Z: Magdeburg ZS: MD PZ: Wernigerode PZS: WR Prio: höchste Priorität IssueDate: 04.02.2010 23:00:00


Von Gerald Semkat

Wie die Finanzkrise haben auch Debatten über Energieversorgung und Klimawandel verdeutlicht, dass Sicherheitspolitik breit gefächert ist. Dem will die heute in München beginnende 46. Sicherheitskonferenz gerecht werden, indem zu diesen Themen bis zum Sonntag Vorständler aus Wissenschaft und Wirtschaft mitreden werden.

Grundanliegen ist die europäische und transatlantische Sicherheit. Diese erschöpft sich nicht in europäischen und transatlantischen Sicherheitsstrukturen, sondern schließt Sicherheit und Stabilität im Nahen und Mittleren Osten ein. Dazu gehören auch die Beziehungen zum Iran. Gerade ist möglicherweise etwas Bewegung in den festgefahrenen Atomstreit gekommen.

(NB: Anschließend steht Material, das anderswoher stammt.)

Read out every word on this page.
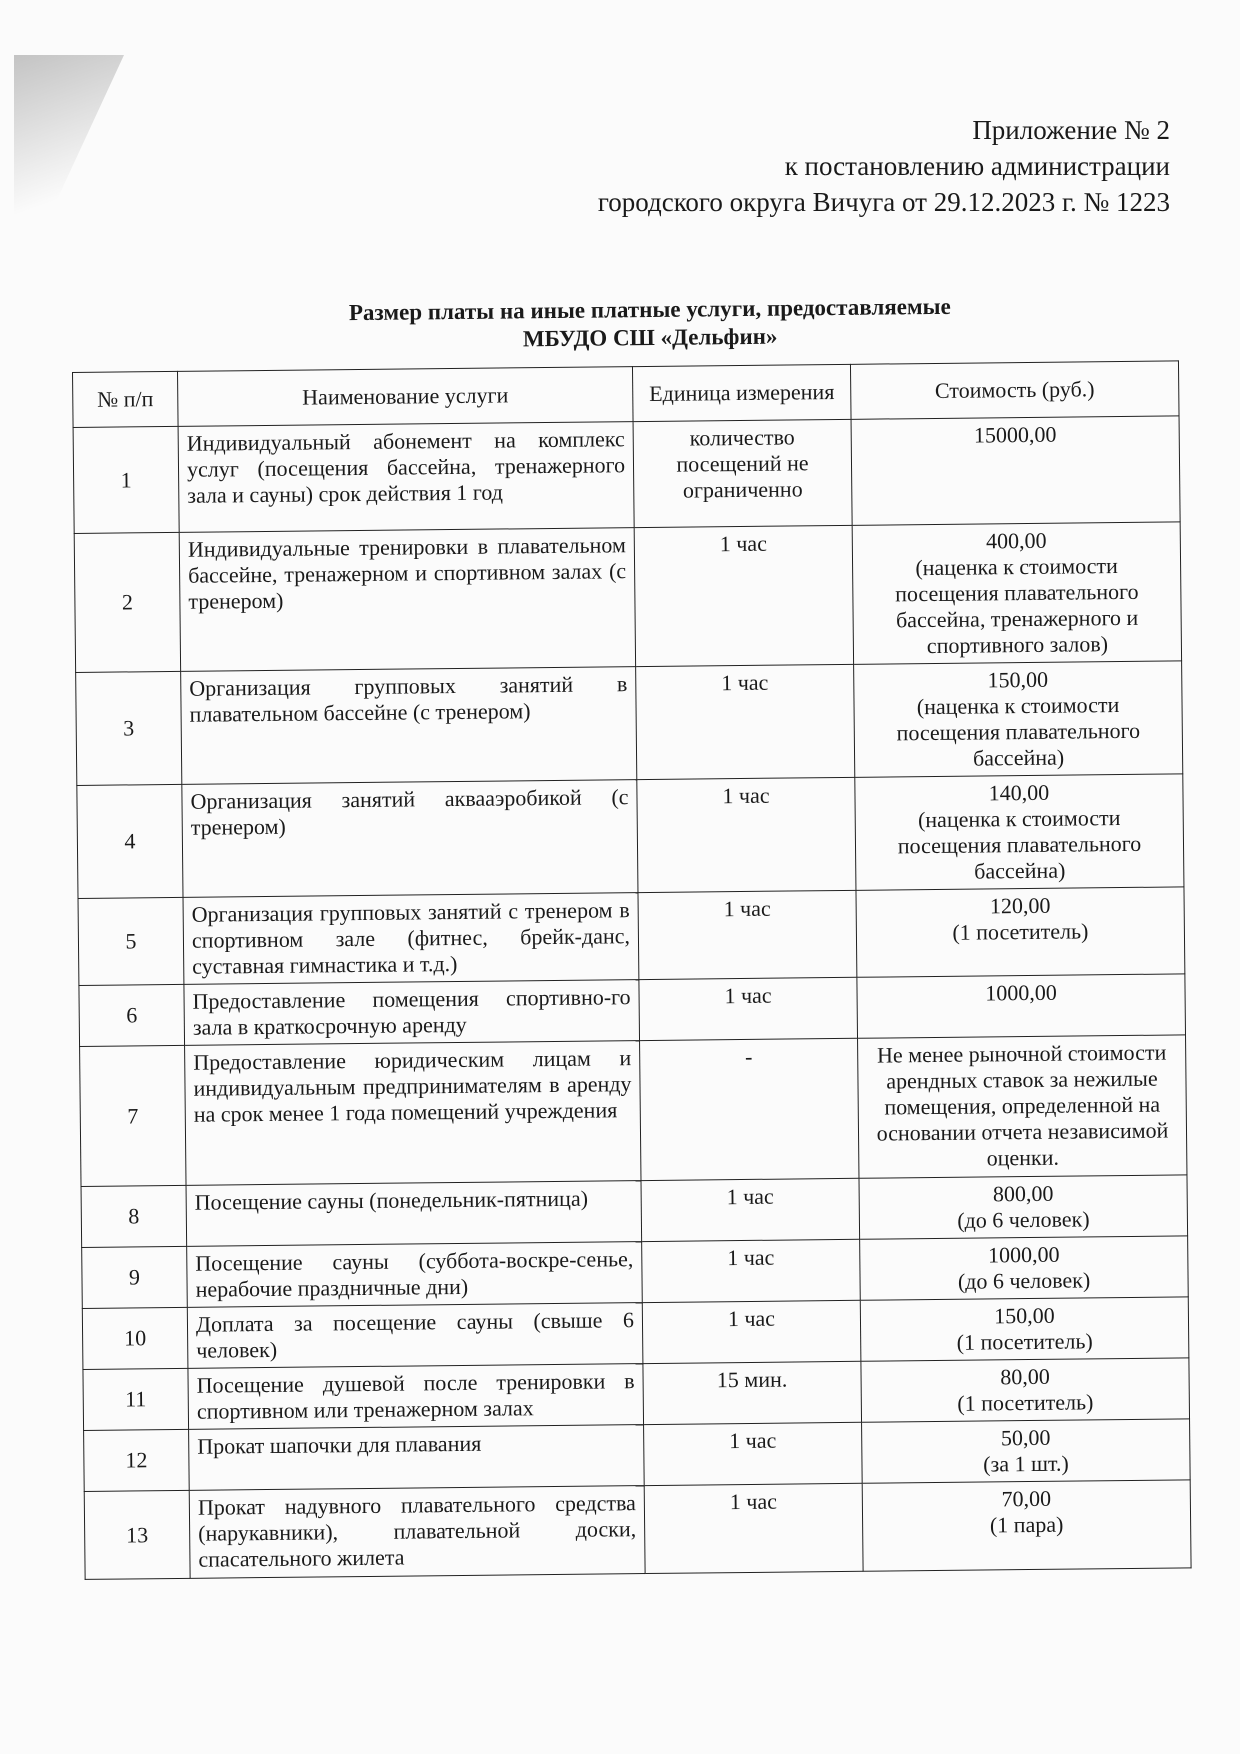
Приложение № 2
к постановлению администрации
городского округа Вичуга от 29.12.2023 г. № 1223
Размер платы на иные платные услуги, предоставляемые
МБУДО СШ «Дельфин»
№ п/п	Наименование услуги	Единица измерения	Стоимость (руб.)
1	Индивидуальный абонемент на комплекс услуг (посещения бассейна, тренажерного зала и сауны) срок действия 1 год	количество посещений не ограниченно	15000,00

2	Индивидуальные тренировки в плавательном бассейне, тренажерном и спортивном залах (с тренером)	1 час	400,00
(наценка к стоимости посещения плавательного бассейна, тренажерного и спортивного залов)

3	Организация групповых занятий в плавательном бассейне (с тренером)	1 час	150,00
(наценка к стоимости посещения плавательного бассейна)

4	Организация занятий аквааэробикой (с тренером)	1 час	140,00
(наценка к стоимости посещения плавательного бассейна)

5	Организация групповых занятий с тренером в спортивном зале (фитнес, брейк-данс, суставная гимнастика и т.д.)	1 час	120,00
(1 посетитель)

6	Предоставление помещения спортивно-го зала в краткосрочную аренду	1 час	1000,00

7	Предоставление юридическим лицам и индивидуальным предпринимателям в аренду на срок менее 1 года помещений учреждения	-	Не менее рыночной стоимости арендных ставок за нежилые помещения, определенной на основании отчета независимой оценки.

8	Посещение сауны (понедельник-пятница)	1 час	800,00
(до 6 человек)

9	Посещение сауны (суббота-воскре-сенье, нерабочие праздничные дни)	1 час	1000,00
(до 6 человек)

10	Доплата за посещение сауны (свыше 6 человек)	1 час	150,00
(1 посетитель)

11	Посещение душевой после тренировки в спортивном или тренажерном залах	15 мин.	80,00
(1 посетитель)

12	Прокат шапочки для плавания	1 час	50,00
(за 1 шт.)

13	Прокат надувного плавательного средства (нарукавники), плавательной доски, спасательного жилета	1 час	70,00
(1 пара)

Auch die Beziehungen zu China werden ein Thema in München sein. Yang Jiechi wird als erster chinesischer Außenminister überhaupt zur Konferenz kommen.

Mit dem Auftritt von Präsident Hamid Karsai wird Afghanistan nach der Londoner Konferenz Ende Januar erneut ein Forum geboten. Hier stehen vor allem drei Schwerpunkte klassischer Sicherheitspolitik im Blickpunkt: Bündnisse, Terrorbekämpfung und Aufbau bzw. Stützung von Staaten.

Dabei dürfte an die Londoner Afghanistan-Konferenz Ende Januar angeknüpft werden. Nach dieser Tagung steht fest: Das Gesamtkonzept für Afghanistan führt militärische, politische, entwicklungspolitische und finanziell-wirtschaftspolitische Elemente zusammen. Das ist der deutsche Ansatz gewesen, den sich die Amerikaner im Laufe des vergangenen Jahres zueigen gemacht haben.

Zudem besteht Einigkeit darüber, dass im Rahmen einer sogenannten Ausstiegsstrategie die teilweise oder völlige Übergabe von Verantwortung an die Afghanen erfolgen soll. "Das ist natürlich mit sehr viel Unwägbarkeiten verbunden", sagte Wolfgang Ischinger, der Vorsitzende der Münchner Sicherheitskonferenz, dem Deutschland-Radio. "Diese sogenannten Exit-Strategien haben in den Krisenverhandlungen, an denen ich zum Teil in den letzten zehn, 15 Jahren beteiligt gewesen bin, in aller Regel eben nicht so wie ursprünglich geplant, funktioniert. Meistens dauert es eben doch noch erheblich länger", so Ischinger.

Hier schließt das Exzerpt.